So, what is the driving force of activist investor fears ahead? Moody’s showed that over 40% of the 2015 activist targets were also targeted in 2014, suggesting that activists will continue to keep up the heat. Moody’s said:
In 2014, activist shareholders succeeded in challenging managements and boards at some of the largest US companies, pushing them to make sometimes transformational changes. No company is immune — and in recent years, blue-chip firms like Apple, DuPont, PepsiCo and General Motors, among others, have become targets, … Shareholder activism is rarely good news for credit investors, and we have seen an uptick this year. In many cases, shareholder activists pursue short-term initiatives like share buybacks or special dividends, which have negative implications for credit investors.

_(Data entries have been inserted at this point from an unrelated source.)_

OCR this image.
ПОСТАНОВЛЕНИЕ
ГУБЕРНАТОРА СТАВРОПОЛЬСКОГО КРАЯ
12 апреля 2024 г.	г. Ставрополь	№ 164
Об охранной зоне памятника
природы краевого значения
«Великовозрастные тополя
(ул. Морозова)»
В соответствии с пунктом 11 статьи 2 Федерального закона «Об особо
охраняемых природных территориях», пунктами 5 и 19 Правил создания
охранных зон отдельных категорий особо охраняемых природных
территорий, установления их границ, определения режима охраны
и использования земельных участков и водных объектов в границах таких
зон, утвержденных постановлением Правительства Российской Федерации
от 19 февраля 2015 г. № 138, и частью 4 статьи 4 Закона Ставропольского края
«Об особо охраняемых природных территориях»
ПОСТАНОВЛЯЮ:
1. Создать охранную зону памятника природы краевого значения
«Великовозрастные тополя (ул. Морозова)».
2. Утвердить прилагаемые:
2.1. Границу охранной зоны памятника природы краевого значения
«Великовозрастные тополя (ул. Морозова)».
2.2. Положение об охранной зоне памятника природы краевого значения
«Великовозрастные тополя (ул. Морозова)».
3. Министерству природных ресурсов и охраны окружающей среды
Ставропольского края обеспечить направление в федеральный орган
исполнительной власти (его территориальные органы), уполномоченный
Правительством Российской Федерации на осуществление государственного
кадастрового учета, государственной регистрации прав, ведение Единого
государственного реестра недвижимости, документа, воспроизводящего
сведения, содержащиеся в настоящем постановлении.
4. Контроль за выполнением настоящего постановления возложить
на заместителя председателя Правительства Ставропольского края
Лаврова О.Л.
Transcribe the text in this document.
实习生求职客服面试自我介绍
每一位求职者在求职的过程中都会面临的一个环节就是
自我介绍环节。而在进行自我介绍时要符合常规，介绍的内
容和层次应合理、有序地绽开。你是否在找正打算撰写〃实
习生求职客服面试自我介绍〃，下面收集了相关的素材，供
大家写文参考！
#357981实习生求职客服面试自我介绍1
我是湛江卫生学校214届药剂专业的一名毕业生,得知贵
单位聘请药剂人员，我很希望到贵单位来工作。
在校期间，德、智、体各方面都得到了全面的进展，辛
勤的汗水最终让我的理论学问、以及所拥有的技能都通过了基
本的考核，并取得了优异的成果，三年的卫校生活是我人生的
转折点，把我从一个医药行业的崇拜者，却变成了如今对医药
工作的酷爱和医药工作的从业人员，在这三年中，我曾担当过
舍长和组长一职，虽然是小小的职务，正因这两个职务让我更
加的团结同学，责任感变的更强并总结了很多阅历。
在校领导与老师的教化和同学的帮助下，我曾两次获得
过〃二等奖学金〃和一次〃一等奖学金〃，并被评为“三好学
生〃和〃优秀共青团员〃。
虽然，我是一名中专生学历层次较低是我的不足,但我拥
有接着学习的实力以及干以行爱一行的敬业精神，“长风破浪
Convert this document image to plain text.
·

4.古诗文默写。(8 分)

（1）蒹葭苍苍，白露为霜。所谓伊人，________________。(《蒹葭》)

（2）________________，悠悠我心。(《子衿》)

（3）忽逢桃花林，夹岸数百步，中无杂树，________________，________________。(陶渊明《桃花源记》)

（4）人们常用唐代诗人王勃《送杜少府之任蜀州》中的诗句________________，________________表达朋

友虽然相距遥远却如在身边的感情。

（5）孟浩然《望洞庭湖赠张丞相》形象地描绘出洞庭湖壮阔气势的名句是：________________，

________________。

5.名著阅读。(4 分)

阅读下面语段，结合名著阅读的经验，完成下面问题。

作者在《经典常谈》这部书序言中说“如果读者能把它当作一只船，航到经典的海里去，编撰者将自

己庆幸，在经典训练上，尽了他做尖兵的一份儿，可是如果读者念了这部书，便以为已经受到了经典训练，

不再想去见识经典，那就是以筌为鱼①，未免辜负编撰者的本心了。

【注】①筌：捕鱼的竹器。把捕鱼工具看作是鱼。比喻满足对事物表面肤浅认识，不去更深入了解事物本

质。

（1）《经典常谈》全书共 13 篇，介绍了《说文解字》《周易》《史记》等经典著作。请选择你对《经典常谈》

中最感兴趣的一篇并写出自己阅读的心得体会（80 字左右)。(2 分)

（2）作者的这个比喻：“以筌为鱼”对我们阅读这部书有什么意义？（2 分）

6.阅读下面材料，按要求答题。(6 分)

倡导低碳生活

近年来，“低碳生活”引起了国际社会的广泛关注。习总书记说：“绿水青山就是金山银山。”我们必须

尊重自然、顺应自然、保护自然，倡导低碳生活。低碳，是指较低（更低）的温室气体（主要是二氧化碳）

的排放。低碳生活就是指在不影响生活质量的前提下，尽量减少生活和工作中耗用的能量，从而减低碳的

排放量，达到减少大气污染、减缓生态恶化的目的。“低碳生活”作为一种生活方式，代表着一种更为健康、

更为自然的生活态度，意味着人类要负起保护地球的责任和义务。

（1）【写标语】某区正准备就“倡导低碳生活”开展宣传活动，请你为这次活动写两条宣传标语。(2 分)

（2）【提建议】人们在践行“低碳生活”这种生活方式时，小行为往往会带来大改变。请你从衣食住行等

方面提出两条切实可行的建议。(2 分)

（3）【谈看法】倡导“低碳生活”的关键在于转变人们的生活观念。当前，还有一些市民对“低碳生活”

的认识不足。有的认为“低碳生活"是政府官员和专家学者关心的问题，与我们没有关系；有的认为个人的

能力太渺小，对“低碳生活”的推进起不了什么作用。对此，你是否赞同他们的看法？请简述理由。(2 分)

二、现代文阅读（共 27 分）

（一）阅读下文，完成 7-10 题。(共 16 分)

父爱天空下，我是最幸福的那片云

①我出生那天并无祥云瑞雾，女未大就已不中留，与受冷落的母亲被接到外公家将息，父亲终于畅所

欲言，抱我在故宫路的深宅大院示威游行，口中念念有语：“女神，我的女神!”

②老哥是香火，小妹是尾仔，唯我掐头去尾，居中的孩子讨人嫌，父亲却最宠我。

Investors are enamored with the size and scope of the technology sector. After all, it is technology that dazzles consumers every day. Unfortunately, Moody’s warned that the technology sector continued to be the most prone to activists. The warning showed that the tech sector made up 30% of North American companies targeted since the start of 2015 alone. Other sectors highly targeted by activists are services, health care and retail.
So, what should investors think about activist investors in 2015 and 2016? It seems a safe bet that activists like Bill Ackman, Nelson Peltz, Carl Icahn and a couple dozen other top activist funds probably will not slow down just because a credit ratings agency identifies their efforts as posing credit risks. Stay tuned.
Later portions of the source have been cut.